Nancy Rothwell

June 25, 2004

Committees too often waste man-hours and paper and allow some staff to escape more productive uses of time.

Peter Medawar was a Nobel prizewinning scientist and a great writer. He was also a personal hero of mine - although sadly I never met him. Medawar was a champion of astute observation and worthy comment on many aspects of research and academia. In spite of his many senior responsibilities, however, he clearly held "committees" in some disdain since he wrote: "When I think of older scientists, the picture that forms in my mind is of a committee of grey heads, all confident in the rightness of their opinions and all making pronouncements about the future development of scientific ideas of a kind known by philosophers to be intrinsically unsound."

Perhaps Medawar's view is a little outdated. The "grey heads" are now accompanied by younger staff, and committees may be a little less pompous. But it seems that even today committees are in danger of getting out of control. At worst, they occupy hours of our time, involve many kilograms of paper and all too often fail to reach any definitive conclusions. Sometimes it's hard to see what has been achieved in a lengthy committee other than the consumption of hundreds of man-hours and the sacrifice of a few trees.

In theory, the trees can be saved by increasing the use of electronic information exchange.
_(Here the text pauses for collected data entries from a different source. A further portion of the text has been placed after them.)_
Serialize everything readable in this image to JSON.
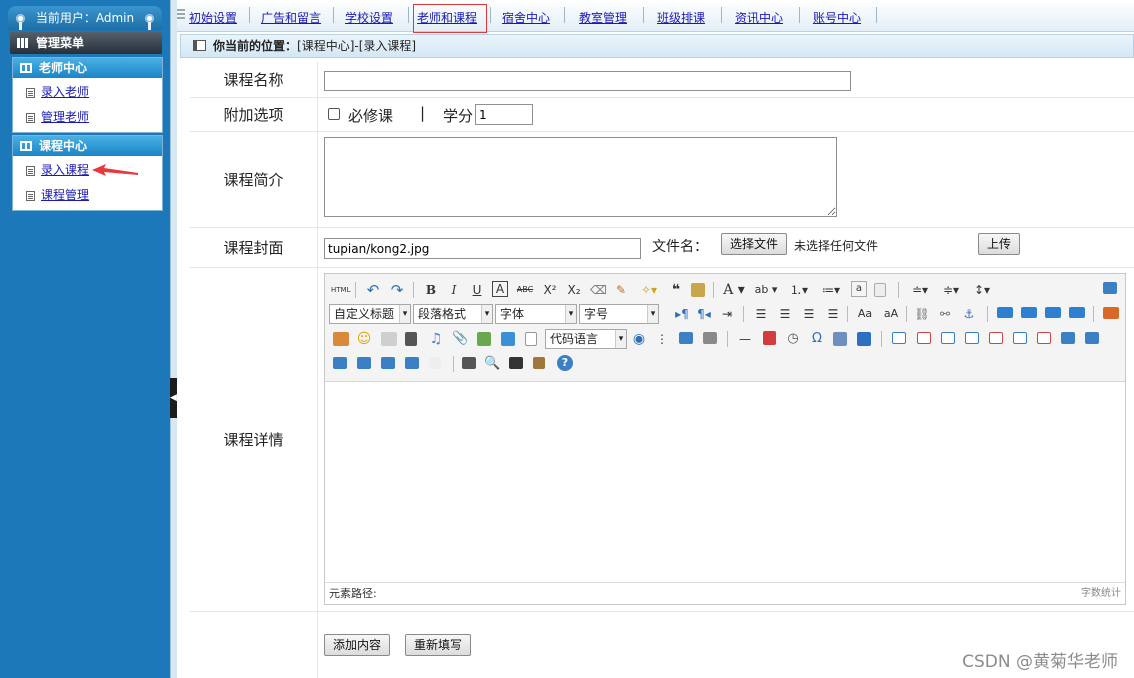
{
  "sidebar": {
    "user_label": "当前用户：Admin",
    "menu_title": "管理菜单",
    "groups": [
      {
        "title": "老师中心",
        "items": [
          {
            "label": "录入老师"
          },
          {
            "label": "管理老师"
          }
        ]
      },
      {
        "title": "课程中心",
        "items": [
          {
            "label": "录入课程"
          },
          {
            "label": "课程管理"
          }
        ]
      }
    ]
  },
  "nav": {
    "items": [
      {
        "label": "初始设置"
      },
      {
        "label": "广告和留言"
      },
      {
        "label": "学校设置"
      },
      {
        "label": "老师和课程"
      },
      {
        "label": "宿舍中心"
      },
      {
        "label": "教室管理"
      },
      {
        "label": "班级排课"
      },
      {
        "label": "资讯中心"
      },
      {
        "label": "账号中心"
      }
    ],
    "active": "老师和课程"
  },
  "breadcrumb": {
    "prefix": "你当前的位置：",
    "path": "[课程中心]-[录入课程]"
  },
  "form": {
    "course_name": {
      "label": "课程名称",
      "value": ""
    },
    "options": {
      "label": "附加选项",
      "required_label": "必修课",
      "required_checked": false,
      "divider": "|",
      "credit_label": "学分",
      "credit_value": "1"
    },
    "intro": {
      "label": "课程简介",
      "value": ""
    },
    "cover": {
      "label": "课程封面",
      "path_value": "tupian/kong2.jpg",
      "filename_label": "文件名：",
      "choose_button": "选择文件",
      "no_file_text": "未选择任何文件",
      "upload_button": "上传"
    },
    "details": {
      "label": "课程详情"
    },
    "submit_button": "添加内容",
    "reset_button": "重新填写"
  },
  "editor": {
    "html_label": "HTML",
    "selects": {
      "heading": "自定义标题",
      "paragraph": "段落格式",
      "font": "字体",
      "size": "字号",
      "code": "代码语言"
    },
    "footer_path_label": "元素路径:",
    "word_count_label": "字数统计"
  },
  "watermark": "CSDN @黄菊华老师",
  "colors": {
    "accent": "#1c78b8",
    "nav_active_border": "#e0373b",
    "link": "#1a1ab5"
  }
}
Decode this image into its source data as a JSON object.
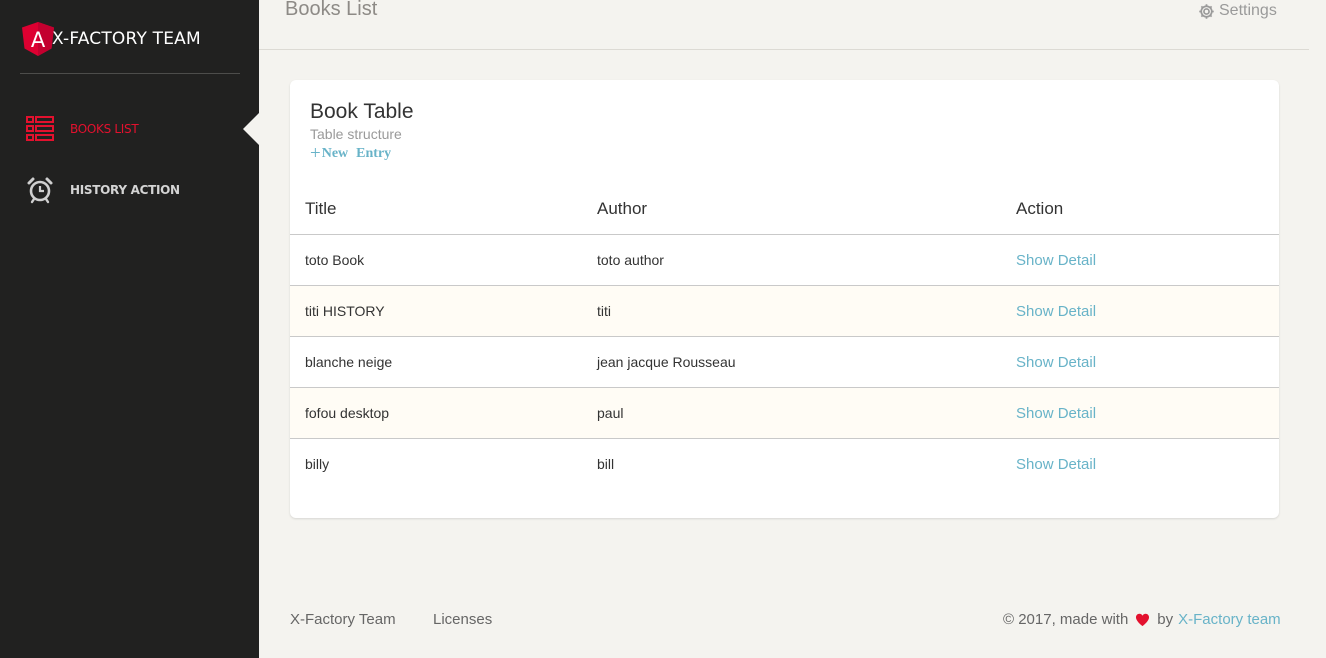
{
  "brand": {
    "letter": "A",
    "name": "X-FACTORY TEAM",
    "accent": "#dd0031"
  },
  "sidebar": {
    "items": [
      {
        "label": "BOOKS LIST",
        "icon": "list-icon",
        "active": true
      },
      {
        "label": "HISTORY ACTION",
        "icon": "alarm-clock-icon",
        "active": false
      }
    ]
  },
  "topbar": {
    "title": "Books List",
    "settings_label": "Settings",
    "settings_icon": "gear-icon"
  },
  "card": {
    "title": "Book Table",
    "subtitle": "Table structure",
    "new_entry": {
      "icon": "plus-icon",
      "word1": "New",
      "word2": "Entry"
    }
  },
  "table": {
    "headers": [
      "Title",
      "Author",
      "Action"
    ],
    "rows": [
      {
        "title": "toto Book",
        "author": "toto author",
        "action": "Show Detail"
      },
      {
        "title": "titi HISTORY",
        "author": "titi",
        "action": "Show Detail"
      },
      {
        "title": "blanche neige",
        "author": "jean jacque Rousseau",
        "action": "Show Detail"
      },
      {
        "title": "fofou desktop",
        "author": "paul",
        "action": "Show Detail"
      },
      {
        "title": "billy",
        "author": "bill",
        "action": "Show Detail"
      }
    ]
  },
  "footer": {
    "links": [
      "X-Factory Team",
      "Licenses"
    ],
    "copyright_prefix": "© 2017, made with",
    "heart_icon": "heart-icon",
    "by_text": "by",
    "team_link": "X-Factory team"
  },
  "colors": {
    "sidebar_bg": "#212120",
    "active_red": "#e3112e",
    "link_blue": "#68b3c8",
    "page_bg": "#f4f3ef",
    "striped_row": "#fffcf5"
  }
}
A CD with many megabytes of information or an email with 15 attachments each to be downloaded (though sadly often printed) is certainly an ecological advance. But when the battery on my laptop fails or the format is beyond my limited IT skills, this isn't always helpful, and I still can't master the art of looking at four separate documents simultaneously on a small screen.

Committees tend to work well when they have an effective (perhaps even dominating) chair and a membership that is informed and interactive, and ideally very busy, so there is no time to prolong fruitless debate or tedious discussion. Someone once said that committees of three people work best - ideally when two are absent. The length of the agenda and the accompanying paperwork often bear no relationship to the importance or duration of the meeting. We have all seen a committee rattle through a long list of items in a short space of time, while in others the first hour has passed and we have not got beyond the matters arising, and even then without conclusion. How often does the most important and interesting issue come up under "any other business" when half the group have made their excuses and left?

Some staff seem to be "professional" committee members. They may be selected as efficient and effective contributors, as experts in a particular area or as representatives. Here there is a problem for women, particularly in science. Most committees have the laudable aim of gender representation. But only about a tenth of senior staff in academic science are female, so achieving a true balance would mean that the women have to do ten times more work - not a viable option. A female colleague wrote recently that she had been asked to join a prestigious group. The list of members she was sent described the names of quite a number of men and "slot for female to be identified". She still accepted graciously. Some staff even volunteer: maybe they enjoy committees, have an admirable sense of responsibility or perhaps want to avoid doing other things, and service on a committee that has real influence is enormously rewarding.

A colleague and good friend of mine who is rather prone to astute analogy and similes suggested that there are two types of committees - "sinks" and "sources" (with very few hybrids). The "sinks" are the most common - they discuss a range of issues and make some decisions that then "go down the plughole" - they go nowhere else. The issues may be important, but many could be dealt with more effectively by small group discussions with limited consultation, and the committees are rarely innovative or influential. Indeed, a little more "benign dictatorship" - instead of the democratic debate and consultation that feature so heavily in universities - might be more productive and efficient.

"Sources" are different and more rare; they innovate and change things.

They are rarely representative - they tend to include a highly selected group of people with the relevant knowledge and expertise who can brainstorm and innovate, and such committees often have a limited agenda.

There cannot be too many "sources", otherwise we would be changing things all the time. But I wonder how many of the "sinks" we could do without simply by thinking about more efficient and effective ways of doing things (albeit perhaps with some loss of democratic representation). Perhaps we should set up "sources" to think about abolishing the "sinks"?

Nancy Rothwell is MRC research professor in the faculty of life sciences at Manchester University.